Microsoft Exchange servers

Cybercriminals break into Microsoft Exchange servers using ProxyShell & ProxyLogon

Hackers use ProxyShell and ProxyLogon vulnerabilities to gain access to servers and send answers to internal emails.
Cybercriminals use false answers to internal emails to get into Microsoft Exchange servers using ProxyShell and ProxyLogon vulnerabilities to propagate malware and avoid detection.


In harmful email campaigns, the goal is to persuade the receiver to accept a malicious attachment because they trust the sender.Trend Micro security experts identified an intriguing way of distributing infected emails to workers of the affected firm using hijacked Microsoft Exchange servers. It is used by a notorious hacker gang that sends out malicious emails with attachments infecting systems with malware such as Qbot, IcedID, Cobalt Strike, and SquirrelWaffle.

To get employees to click a malicious attachment, hackers use the ProxyShell and ProxyLogon vulnerabilities to enter into Microsoft Exchange servers, then send answers from those servers to internal business emails. The malware attachment is included in these reply emails.

The messages do not raise suspicion among the receivers since they are transmitted from the same internal network and constitute a continuation of an existing ongoing dialogue between two workers. They do not arouse suspicion in the minds of those who receive them. Furthermore, automatic email protection systems are unconcerned about these emails.
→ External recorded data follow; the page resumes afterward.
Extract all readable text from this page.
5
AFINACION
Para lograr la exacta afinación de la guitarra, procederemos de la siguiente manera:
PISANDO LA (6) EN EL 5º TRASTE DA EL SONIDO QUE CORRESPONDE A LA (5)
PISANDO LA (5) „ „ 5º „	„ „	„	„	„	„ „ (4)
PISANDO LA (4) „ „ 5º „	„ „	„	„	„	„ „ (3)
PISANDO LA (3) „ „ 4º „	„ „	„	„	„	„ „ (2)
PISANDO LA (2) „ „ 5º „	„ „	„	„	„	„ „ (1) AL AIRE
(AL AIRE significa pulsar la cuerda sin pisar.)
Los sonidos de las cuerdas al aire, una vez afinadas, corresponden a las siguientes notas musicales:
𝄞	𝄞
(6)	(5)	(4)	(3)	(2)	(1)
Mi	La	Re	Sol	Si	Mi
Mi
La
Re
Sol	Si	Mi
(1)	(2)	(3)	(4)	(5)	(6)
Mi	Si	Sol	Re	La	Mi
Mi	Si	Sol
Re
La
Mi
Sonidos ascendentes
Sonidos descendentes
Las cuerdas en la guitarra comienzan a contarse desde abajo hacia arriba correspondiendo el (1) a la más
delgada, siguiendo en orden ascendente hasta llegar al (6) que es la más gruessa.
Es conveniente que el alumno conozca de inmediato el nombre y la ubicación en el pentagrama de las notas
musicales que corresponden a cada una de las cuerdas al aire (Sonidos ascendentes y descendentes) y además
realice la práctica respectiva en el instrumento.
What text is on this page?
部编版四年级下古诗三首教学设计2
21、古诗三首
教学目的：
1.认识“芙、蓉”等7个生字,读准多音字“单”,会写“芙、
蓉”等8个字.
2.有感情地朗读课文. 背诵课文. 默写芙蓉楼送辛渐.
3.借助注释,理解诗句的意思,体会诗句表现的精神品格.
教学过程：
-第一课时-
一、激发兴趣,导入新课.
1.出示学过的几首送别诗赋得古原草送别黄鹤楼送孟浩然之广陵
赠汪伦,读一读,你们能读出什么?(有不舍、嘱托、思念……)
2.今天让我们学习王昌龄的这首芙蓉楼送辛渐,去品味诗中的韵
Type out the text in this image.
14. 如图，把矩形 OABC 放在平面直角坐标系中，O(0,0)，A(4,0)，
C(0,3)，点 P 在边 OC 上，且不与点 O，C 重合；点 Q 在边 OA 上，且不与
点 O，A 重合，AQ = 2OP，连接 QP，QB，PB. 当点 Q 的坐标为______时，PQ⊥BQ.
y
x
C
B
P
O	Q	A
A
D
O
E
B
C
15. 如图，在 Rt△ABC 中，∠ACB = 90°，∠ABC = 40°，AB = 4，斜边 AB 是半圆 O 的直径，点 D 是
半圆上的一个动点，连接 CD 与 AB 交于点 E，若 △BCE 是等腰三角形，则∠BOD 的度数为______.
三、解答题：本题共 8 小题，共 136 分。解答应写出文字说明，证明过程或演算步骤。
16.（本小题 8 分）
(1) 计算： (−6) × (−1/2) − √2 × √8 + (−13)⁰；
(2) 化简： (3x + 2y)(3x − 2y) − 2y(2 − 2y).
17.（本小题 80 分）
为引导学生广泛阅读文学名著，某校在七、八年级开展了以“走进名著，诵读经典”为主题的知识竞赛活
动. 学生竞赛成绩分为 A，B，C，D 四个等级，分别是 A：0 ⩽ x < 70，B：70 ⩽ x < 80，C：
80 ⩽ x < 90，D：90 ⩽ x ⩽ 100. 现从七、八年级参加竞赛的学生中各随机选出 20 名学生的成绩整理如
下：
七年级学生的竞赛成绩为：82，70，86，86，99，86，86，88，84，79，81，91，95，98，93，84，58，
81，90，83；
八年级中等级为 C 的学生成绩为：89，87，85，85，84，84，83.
To see the malicious attachment, the receiver must “activate content” on a Microsoft Excel sheet. However, once the content is active, dangerous macros are run on the machine, which download and install malware (Qbot, Cobalt Strike, Squirrel Waffle, and so on).


This malicious campaign, according to Trend Micro, spreads the Squirrel Waffle downloader, which installs the Qbot malware on the machine. However, a Cryptolaemus researcher going by the handle The Analyst asserts that it is not Squirrel Waffle who downloads Qbot. but the malicious document downloads both programs separately.

Microsoft patched ProxyLogon vulnerabilities in March 2021, and ProxyShell in April and May. Cybercriminals exploited them to deploy ransomware or install web shells for subsequent access to servers. In the case of ProxyLogon, things were so bad that the FBI even had to remove web shells from compromised Microsoft Exchange servers in the United States without prior notice to users.